2017年にGOODWEATHERからリリースされた。
3枚組の重厚なアルバムでジャケット(沖縄のアーティストの手によるものだそうな)に惹かれて視聴すると格好良かったので本当になんとなく買ってみた。
みんなジュークって知っているかな?クラブで超流行っている音楽なんだけど…。ちなみに私は全然わかんない。このアルバムの説明で知ったもんね。ちなみにクラブで流行っているというのは適当だからね。本当は知らないです。ジュークというのはシカゴハウス(ってそもそもわかんないんだけど)から生まれたジャンルで重低音を効かせたビートでBPMが同じ曲中に急にそして大きく変わる。ダンサーがそのビートに合わせて足技に比重を置いたダンスを披露するらしい。だからジューク/フットワークというセットで呼ばれることも多いとか。音楽的には既存の曲のサンプリングを大胆に行い、ビートの調整をプロデューサーが行うみたい。

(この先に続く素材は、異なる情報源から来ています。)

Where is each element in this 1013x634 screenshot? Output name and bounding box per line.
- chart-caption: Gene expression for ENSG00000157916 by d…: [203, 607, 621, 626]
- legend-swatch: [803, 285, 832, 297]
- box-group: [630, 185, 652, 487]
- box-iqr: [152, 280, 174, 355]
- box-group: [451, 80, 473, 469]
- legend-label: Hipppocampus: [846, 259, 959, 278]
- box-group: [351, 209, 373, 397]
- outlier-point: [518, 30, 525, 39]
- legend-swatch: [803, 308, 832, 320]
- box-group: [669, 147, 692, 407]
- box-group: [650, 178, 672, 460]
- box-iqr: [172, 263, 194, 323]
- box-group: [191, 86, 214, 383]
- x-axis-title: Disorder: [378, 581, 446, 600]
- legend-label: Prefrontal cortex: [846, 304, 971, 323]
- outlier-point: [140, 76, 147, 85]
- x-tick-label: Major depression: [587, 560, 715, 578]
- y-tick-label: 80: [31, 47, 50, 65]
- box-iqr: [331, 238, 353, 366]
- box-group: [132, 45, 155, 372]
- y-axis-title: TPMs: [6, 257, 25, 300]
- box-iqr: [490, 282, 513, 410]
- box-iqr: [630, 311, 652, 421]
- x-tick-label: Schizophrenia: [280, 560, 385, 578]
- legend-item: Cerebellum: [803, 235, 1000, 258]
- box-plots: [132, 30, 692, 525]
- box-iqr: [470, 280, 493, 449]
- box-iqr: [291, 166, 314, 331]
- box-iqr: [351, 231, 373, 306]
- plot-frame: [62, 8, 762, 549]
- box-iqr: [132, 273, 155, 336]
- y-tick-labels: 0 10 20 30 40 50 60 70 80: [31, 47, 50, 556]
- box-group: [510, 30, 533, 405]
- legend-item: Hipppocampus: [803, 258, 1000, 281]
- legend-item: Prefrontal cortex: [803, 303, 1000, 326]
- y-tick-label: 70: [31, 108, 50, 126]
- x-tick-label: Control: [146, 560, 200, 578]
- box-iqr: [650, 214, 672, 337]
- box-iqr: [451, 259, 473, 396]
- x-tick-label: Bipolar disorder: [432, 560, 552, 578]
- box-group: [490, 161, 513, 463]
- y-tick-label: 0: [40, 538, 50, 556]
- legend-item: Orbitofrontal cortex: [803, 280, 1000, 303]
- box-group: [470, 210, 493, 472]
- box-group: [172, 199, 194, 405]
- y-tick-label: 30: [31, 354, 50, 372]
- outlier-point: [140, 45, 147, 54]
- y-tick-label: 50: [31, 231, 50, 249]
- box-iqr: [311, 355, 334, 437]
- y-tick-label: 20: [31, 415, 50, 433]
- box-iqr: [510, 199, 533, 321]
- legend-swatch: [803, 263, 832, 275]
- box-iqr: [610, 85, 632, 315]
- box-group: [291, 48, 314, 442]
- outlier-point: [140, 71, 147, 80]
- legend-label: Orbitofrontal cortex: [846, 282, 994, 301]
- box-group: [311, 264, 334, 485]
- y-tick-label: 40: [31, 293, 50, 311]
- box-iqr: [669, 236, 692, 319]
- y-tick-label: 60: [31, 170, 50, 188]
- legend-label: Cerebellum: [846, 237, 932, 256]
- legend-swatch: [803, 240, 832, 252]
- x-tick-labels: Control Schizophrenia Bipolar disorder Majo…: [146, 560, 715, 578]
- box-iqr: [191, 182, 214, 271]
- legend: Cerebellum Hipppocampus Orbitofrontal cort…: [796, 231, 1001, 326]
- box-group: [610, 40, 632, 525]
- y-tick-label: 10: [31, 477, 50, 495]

3枚組なので1枚目から聴くのは当然である。ノイズにまみれた中人の声が何かを喋る(裸絵札の人に似ている声でちょっとびっくりした)1曲目から、ブツブツしたグリッチノイズが入る2曲目。3曲目。4曲目。あれれ?CDがおかしいか?と思うくらいグリッチノイズである。一応曲が進むと背後に不穏なベースライン、ドローンめいた不協和音などの他の音が追加されていくが基本的にはずっとノイズ。グリッチをリズムと捉えることもできなくはないが、これを楽しめるのは相当な上級者かもしれない。ノイズにしても音が少ないので。青い顔で2枚目を再生するとビートが登場するので一安心。なんせ帯には「踊るか、叩き割るか、燃やせ」という煽りが入っているくらいだ。しかしやはりわかりやすい音とは言えない。ビートは明確でわかりやすく、音の数が少ない分一撃が重くなるように重低音が強調されている。それがミニマルに続いていく。あまりBPMの大胆な調整に関しては意識しなくて良いと思う。そこに明らかに存在感のあるノイズが上物として乗っていく。クラブミュージックにしては陰鬱すぎると思う。つまり音楽としてはめちゃかっこいい。流行りのジャンルにしてもこの人はちょっと立ち位置特殊なのではなかろうか。この不穏さはどうだ。ヒット曲を大胆にサンプリングすることもあるらしいジャンルなのだが、CRZKNYの場合はそのようなことはなく単体だとノイズにしか聞こえない音をうまく切りはりしてクラブミュージックを作っている。
ちょっと調べるとこの人はもともとMerzbowの影響でノイズをやっていたこともあるらしい。数年は作ったというからおそらくというか絶対その時の経験が生きているのだろう。なるほどしっとりとしたクラブミュージックとして見事に成立しているのだろうと思う。ビートが明確でとにかくかっこいいからオタクでも思わず体が動き出してくる。しかしただおしゃれなわけでなく、むしろオシャレとしては絶対成立しないようなノイズを曲に大胆に取り組んでいるところがすごい。時には音数の少ないインダストリアルミュージックにすら聞こえる。音の数を少なくすることで聴きやすさと踊りやすさを獲得していると思う。反響を効かせた空間的な音づかいは音数が少ないところで異常な魅力を放つ。それは空洞の音である。正確には空洞で起こる何かの運動の私はこの手の音には目がない。
個人的にはやはり2枚目のかっこよさが非常に良い。情報量の多いメタル/ハードコアで疲れた脳の隙間にリズムが麻薬のように入り込んでいくようで非常に快である。
ノイズやインダストリアルに興味がある、耐性がある人は結構ロック界隈に多いと思うが、そんな人なら結構バッチリはまるのではなかろうか。クラブで流行というとうーむ、となってしまう人でもまずは視聴してみると良いかもしれない。おすすめです。